28 Şubat 2012 Salı

Günün Düşündürdükleri 21.02.2012

Bu yazıyı 21 Şubat 2012 günü yazmışım, ancak yayınlamayı unutmuşum. Şimdi tekrar okudum ve benim için hala geçerli olduğunu görünce paylaşmaya karar verdim.

“Hayatı birşey beklemeden yaşamak”. Bugün danışanımla çalışırkren bu cümle birden aklıma geldi. Bir anda anlamının yaşattığı hafiflik duygusunu hissettim. Beni bulunduğum ana getirdi. Ne dün, ne yarın, şu anda koçluk yaparken aldığım haz, yaşadığım paylaşım, hissettiğim huzur, danışanımın yüzü ve sesi. Yalnız onlar var.

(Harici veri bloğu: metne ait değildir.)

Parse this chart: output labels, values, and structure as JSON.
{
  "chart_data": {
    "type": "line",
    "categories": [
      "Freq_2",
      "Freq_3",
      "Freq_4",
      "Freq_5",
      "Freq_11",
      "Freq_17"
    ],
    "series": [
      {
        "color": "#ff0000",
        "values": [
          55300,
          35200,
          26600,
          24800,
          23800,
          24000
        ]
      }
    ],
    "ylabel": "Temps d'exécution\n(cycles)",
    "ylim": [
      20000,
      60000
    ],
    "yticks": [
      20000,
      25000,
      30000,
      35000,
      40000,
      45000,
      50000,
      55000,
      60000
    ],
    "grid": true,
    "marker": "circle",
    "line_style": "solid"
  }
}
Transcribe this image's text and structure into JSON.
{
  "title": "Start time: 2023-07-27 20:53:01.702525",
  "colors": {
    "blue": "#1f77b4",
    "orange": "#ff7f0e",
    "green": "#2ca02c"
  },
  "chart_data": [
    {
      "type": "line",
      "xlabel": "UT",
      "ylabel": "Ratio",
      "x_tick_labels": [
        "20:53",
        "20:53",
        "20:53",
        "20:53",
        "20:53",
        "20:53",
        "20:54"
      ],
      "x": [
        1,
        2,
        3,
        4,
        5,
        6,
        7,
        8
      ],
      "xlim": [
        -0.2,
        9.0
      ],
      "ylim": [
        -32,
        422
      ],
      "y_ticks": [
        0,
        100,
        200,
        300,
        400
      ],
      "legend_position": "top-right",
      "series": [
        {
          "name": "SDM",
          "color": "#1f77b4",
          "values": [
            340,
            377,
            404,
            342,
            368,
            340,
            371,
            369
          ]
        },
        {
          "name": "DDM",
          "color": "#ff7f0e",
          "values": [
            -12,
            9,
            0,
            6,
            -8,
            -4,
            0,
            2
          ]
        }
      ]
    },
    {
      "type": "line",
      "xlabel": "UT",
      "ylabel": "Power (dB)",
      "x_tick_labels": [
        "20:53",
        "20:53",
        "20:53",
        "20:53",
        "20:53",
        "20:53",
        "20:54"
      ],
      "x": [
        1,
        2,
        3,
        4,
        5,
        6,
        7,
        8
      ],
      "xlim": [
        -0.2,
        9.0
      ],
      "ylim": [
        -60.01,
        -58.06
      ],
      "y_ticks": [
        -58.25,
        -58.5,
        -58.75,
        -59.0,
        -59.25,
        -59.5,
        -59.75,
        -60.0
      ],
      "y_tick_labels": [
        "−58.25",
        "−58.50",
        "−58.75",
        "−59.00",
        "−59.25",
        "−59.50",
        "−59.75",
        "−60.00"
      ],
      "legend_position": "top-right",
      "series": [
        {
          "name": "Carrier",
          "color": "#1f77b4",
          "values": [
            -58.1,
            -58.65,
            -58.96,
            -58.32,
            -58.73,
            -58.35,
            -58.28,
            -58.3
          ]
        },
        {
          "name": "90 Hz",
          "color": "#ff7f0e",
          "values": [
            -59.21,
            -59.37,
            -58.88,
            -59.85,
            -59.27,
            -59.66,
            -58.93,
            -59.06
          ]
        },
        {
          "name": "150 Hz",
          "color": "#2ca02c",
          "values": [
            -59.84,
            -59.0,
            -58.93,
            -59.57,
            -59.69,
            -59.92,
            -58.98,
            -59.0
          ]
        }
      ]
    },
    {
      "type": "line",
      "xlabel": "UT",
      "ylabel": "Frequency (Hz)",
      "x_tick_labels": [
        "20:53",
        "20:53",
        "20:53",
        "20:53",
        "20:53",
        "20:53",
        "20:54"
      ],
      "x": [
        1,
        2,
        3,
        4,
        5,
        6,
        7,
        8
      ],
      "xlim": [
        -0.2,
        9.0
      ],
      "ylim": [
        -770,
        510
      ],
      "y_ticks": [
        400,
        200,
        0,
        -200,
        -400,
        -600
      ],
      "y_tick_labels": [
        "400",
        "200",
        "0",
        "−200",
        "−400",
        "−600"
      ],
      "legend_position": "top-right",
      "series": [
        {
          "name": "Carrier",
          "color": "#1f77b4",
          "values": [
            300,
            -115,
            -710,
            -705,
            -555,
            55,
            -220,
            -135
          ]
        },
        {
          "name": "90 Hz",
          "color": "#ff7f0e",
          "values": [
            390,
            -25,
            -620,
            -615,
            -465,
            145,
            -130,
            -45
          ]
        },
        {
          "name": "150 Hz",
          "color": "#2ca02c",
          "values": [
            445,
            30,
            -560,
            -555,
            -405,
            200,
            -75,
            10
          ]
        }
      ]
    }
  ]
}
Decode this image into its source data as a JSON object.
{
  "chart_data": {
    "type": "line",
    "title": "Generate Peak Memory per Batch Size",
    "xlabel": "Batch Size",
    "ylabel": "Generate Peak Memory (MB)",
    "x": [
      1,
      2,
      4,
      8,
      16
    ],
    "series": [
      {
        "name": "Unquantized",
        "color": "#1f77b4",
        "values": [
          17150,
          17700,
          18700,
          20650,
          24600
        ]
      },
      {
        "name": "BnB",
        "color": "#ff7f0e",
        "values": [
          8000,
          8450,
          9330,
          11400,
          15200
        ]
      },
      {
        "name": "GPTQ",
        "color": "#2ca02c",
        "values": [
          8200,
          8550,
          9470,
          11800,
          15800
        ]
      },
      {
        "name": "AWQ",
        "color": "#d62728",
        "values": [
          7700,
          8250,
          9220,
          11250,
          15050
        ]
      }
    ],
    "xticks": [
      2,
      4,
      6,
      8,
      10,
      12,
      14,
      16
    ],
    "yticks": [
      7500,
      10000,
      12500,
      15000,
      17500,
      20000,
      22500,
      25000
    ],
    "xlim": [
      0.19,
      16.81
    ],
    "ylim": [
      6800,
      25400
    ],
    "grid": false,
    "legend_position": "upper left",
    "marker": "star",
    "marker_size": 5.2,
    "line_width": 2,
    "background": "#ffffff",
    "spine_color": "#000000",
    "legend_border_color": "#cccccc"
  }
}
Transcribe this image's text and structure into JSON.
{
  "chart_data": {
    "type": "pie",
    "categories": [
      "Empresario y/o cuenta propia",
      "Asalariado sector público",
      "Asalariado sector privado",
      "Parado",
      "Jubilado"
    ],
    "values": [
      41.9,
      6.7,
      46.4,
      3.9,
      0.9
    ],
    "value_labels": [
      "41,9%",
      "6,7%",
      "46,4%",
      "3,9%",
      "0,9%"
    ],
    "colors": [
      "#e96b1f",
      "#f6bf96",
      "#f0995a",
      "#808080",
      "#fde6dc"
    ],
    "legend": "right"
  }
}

Hem çok zor, hem de çok kolay. Kolay yönünü görüp yaşayabildiğimde, hayat çok hafif, ben güçlü, etraf gerçek. Ancak o kadar şartlanmışız ki geleceğe ve geçmişe endeksli yaşamaya, gözümüzün önündeki gerçeği farketmeden zamanın içinden koşturarak gidiyoruz.  Acı olan bu hızı ve aceleyi “başarı” sanıyoruz. Çabuk hareket etmek, hızlı olmak birer meziyet ancak geniş bir açının içinden bütünü görüp  hızlı hareket etmektir meziyet olan. Yoksa şu anda içinde bulunduğum anı algılamayıp, yarına kilitlenirsem, yarına varmak için bugünü unutursam bu bir engel haline dönüşür. Arabayla, bir yerden başka bir yere giderken yalnızca varacağımız noktayı düşünüp, yolda etrafımızda olanları görmemek gibi. Halbuki köprüyü geçerken Boğaz’a baktığımda bazen o fotoğrafı dondurmak  isteyecek kadar güzel bir manzara ile karşılaşırım. Yolda etrafıma bakmadan gitmek bazen kazalara da sebep olmaz mı? Yürürken takılıp tökezlemek, bazen düşmek  gibi?”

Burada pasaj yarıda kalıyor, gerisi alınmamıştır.